Sbagliato considerare il reddito di cittadinanza strumento per le politiche attive

 

Se il centrosinistra fosse stato più lungimirante la storia recente avrebbe avuto un altro corso. Il governo Gentiloni nel 2013 istituì il Rei (Reddito di inclusione), attuato poi dal successivo esecutivo Renzi. Tecnicamente ben fatto, peccato che le risorse investite, meno di un miliardo l’anno, erano largamente insufficienti (per il reddito di cittadinanza la dotazione è di 10 miliardi l’anno, cifra analoga al bonus di 80 euro sempre targato Renzi).

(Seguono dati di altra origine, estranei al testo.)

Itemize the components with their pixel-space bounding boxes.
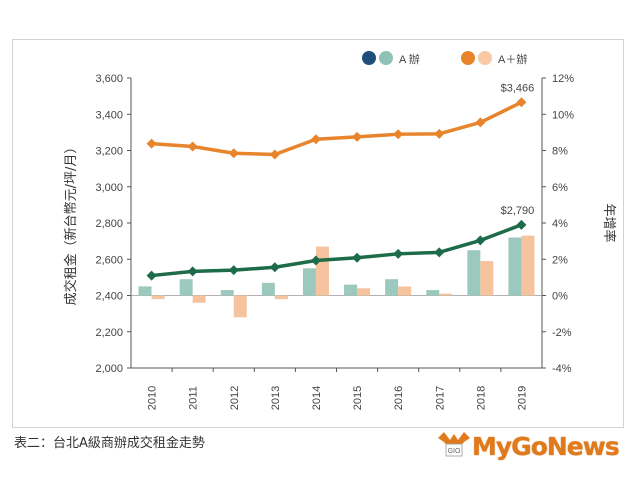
point-a-plus-2014 <box>310 134 321 145</box>
point-a-2018 <box>475 235 486 246</box>
right-tick-label: 0% <box>552 291 568 303</box>
point-a-plus-2015 <box>352 131 363 142</box>
point-a-2013 <box>269 262 280 273</box>
bar-a-plus-2013 <box>274 295 288 300</box>
bar-a-2016 <box>385 279 399 296</box>
figure-caption: 表二：台北A級商辦成交租金走勢 <box>14 436 205 451</box>
bar-a-2010 <box>138 286 152 296</box>
left-tick-label: 2,200 <box>95 327 123 339</box>
bar-a-2018 <box>467 250 481 296</box>
point-a-plus-2013 <box>269 149 280 160</box>
legend-label: A＋辦 <box>498 52 527 66</box>
x-tick-label: 2012 <box>229 386 241 410</box>
left-tick-label: 2,400 <box>95 291 123 303</box>
bar-a-plus-2012 <box>233 295 247 318</box>
x-tick-label: 2016 <box>393 386 405 410</box>
bar-a-2013 <box>261 282 275 296</box>
bar-a-2015 <box>344 284 358 296</box>
point-a-plus-2018 <box>475 117 486 128</box>
x-tick-label: 2019 <box>516 386 528 410</box>
right-tick-label: 12% <box>552 73 574 85</box>
bar-a-plus-2018 <box>480 261 494 296</box>
right-tick-label: 10% <box>552 109 574 121</box>
brand-emblem-letters: GIO <box>448 448 461 455</box>
point-a-2019 <box>516 219 527 230</box>
bar-a-2011 <box>179 279 193 296</box>
left-axis-title: 成交租金（新台幣元/坪/月） <box>63 141 79 306</box>
right-tick-label: 6% <box>552 182 568 194</box>
point-a-plus-2012 <box>228 148 239 159</box>
annotation-label: $3,466 <box>501 82 535 94</box>
point-a-2011 <box>187 266 198 277</box>
line-a-plus-series <box>151 100 523 157</box>
bar-a-plus-2017 <box>439 293 453 296</box>
chart-frame: 2,000 2,200 2,400 2,600 2,800 3,000 3,200 3,400… <box>12 39 624 428</box>
right-tick-label: -4% <box>552 363 572 375</box>
legend-marker <box>478 51 492 65</box>
left-tick-label: 3,000 <box>95 182 123 194</box>
bar-a-plus-2019 <box>521 235 535 296</box>
bar-a-2014 <box>302 268 316 296</box>
left-tick-label: 3,200 <box>95 146 123 158</box>
right-tick-label: 8% <box>552 146 568 158</box>
point-a-2010 <box>146 270 157 281</box>
legend-marker <box>461 51 475 65</box>
bar-a-plus-2011 <box>192 295 206 303</box>
right-tick-label: 4% <box>552 218 568 230</box>
right-tick-label: 2% <box>552 254 568 266</box>
x-tick-label: 2010 <box>147 386 159 410</box>
rent-trend-chart: 2,000 2,200 2,400 2,600 2,800 3,000 3,200 3,400… <box>63 51 617 410</box>
left-tick-label: 3,400 <box>95 109 123 121</box>
right-axis-title: 年增率 <box>601 203 617 242</box>
point-a-2015 <box>352 252 363 263</box>
left-tick-label: 2,800 <box>95 218 123 230</box>
brand-emblem-icon: GIO <box>438 432 470 457</box>
x-tick-label: 2015 <box>352 386 364 410</box>
point-a-plus-2011 <box>187 141 198 152</box>
point-a-2012 <box>228 265 239 276</box>
left-tick-label: 2,600 <box>95 254 123 266</box>
bar-a-plus-2015 <box>357 288 371 296</box>
x-tick-label: 2017 <box>434 386 446 410</box>
left-tick-label: 3,600 <box>95 73 123 85</box>
bar-a-plus-2014 <box>315 246 329 296</box>
point-a-2017 <box>434 247 445 258</box>
x-tick-label: 2013 <box>270 386 282 410</box>
point-a-plus-2017 <box>434 128 445 139</box>
bar-a-2012 <box>220 290 234 296</box>
legend-label: A 辦 <box>399 52 420 66</box>
left-tick-label: 2,000 <box>95 363 123 375</box>
point-a-plus-2019 <box>516 97 527 108</box>
bar-a-plus-2016 <box>398 286 412 296</box>
bar-a-2017 <box>426 290 440 296</box>
annotation-label: $2,790 <box>501 205 535 217</box>
bar-a-plus-2010 <box>151 295 165 300</box>
point-a-plus-2016 <box>393 129 404 140</box>
x-tick-label: 2011 <box>188 386 200 410</box>
brand-logo: GIO MyGoNews <box>434 428 630 472</box>
line-a-series <box>151 223 523 278</box>
brand-name: MyGoNews <box>472 432 620 461</box>
legend-marker <box>362 51 376 65</box>
bar-a-2019 <box>508 237 522 296</box>
right-tick-label: -2% <box>552 327 572 339</box>
x-tick-label: 2014 <box>311 386 323 410</box>
point-a-2016 <box>393 248 404 259</box>
point-a-plus-2010 <box>146 138 157 149</box>
legend-marker <box>379 51 393 65</box>
x-tick-label: 2018 <box>475 386 487 410</box>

Il grave errore sul Reddito di cittadinanza è stato immaginarlo come uno strumento per le politiche attive, mentre è l’esatto contrario come hanno dimostrato esperienze simili in Gran Bretagna. Piuttosto in Italia non c’è alcuna riflessione sui risultati del programma Garanzia Giovani che in modo improprio è centrato sulle politiche attive del lavoro mentre sarebbe stato molto più utile per contrastare la dispersione scolastica.

Da molti anni sentiamo parlare dell’austerità imposta dall’Europa, la realtà è che l’Italia l’austerity non solo non l’ha praticata ma addirittura ha speso soldi quasi inutilmente su molti programmi. Ad esempio gli 80 euro di Renzi ad oggi hanno drenato risorse per oltre 60 miliardi, gli sgravi contributivi per le assunzioni con contratti a tutele crescenti sono costati quasi 20 miliardi per finanziare posti di lavoro che si sarebbero creati anche senza incentivi. Idem per quota 100 e per la flattax al 15% per le partite Iva fino a 65mila euro.

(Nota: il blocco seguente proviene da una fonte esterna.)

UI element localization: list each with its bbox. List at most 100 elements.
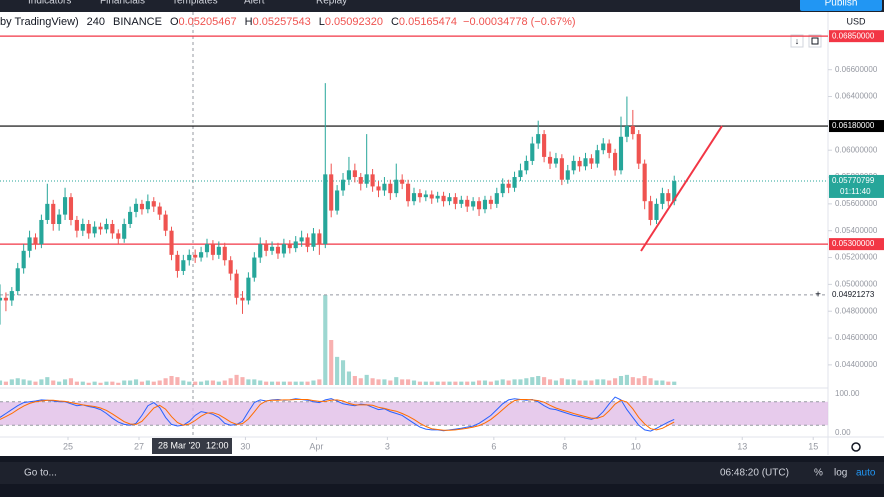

Giorgia Meloni è chiamata a risolvere una equazione politica molto complessa. Fronteggiare una serie di emergenze delicate e la lotta alla povertà è in cima alla lista in considerazione dei gravi rischi che si prospettano. Dovrà convincere una maggioranza molto riottosa a sorpassare a sinistra PD e soprattutto M5S se non vorrà seguire le sorti dei suoi ultimi predecessori da Renzi a Di Maio passando per Salvini: osservare il consenso che si scioglie come neve al sole.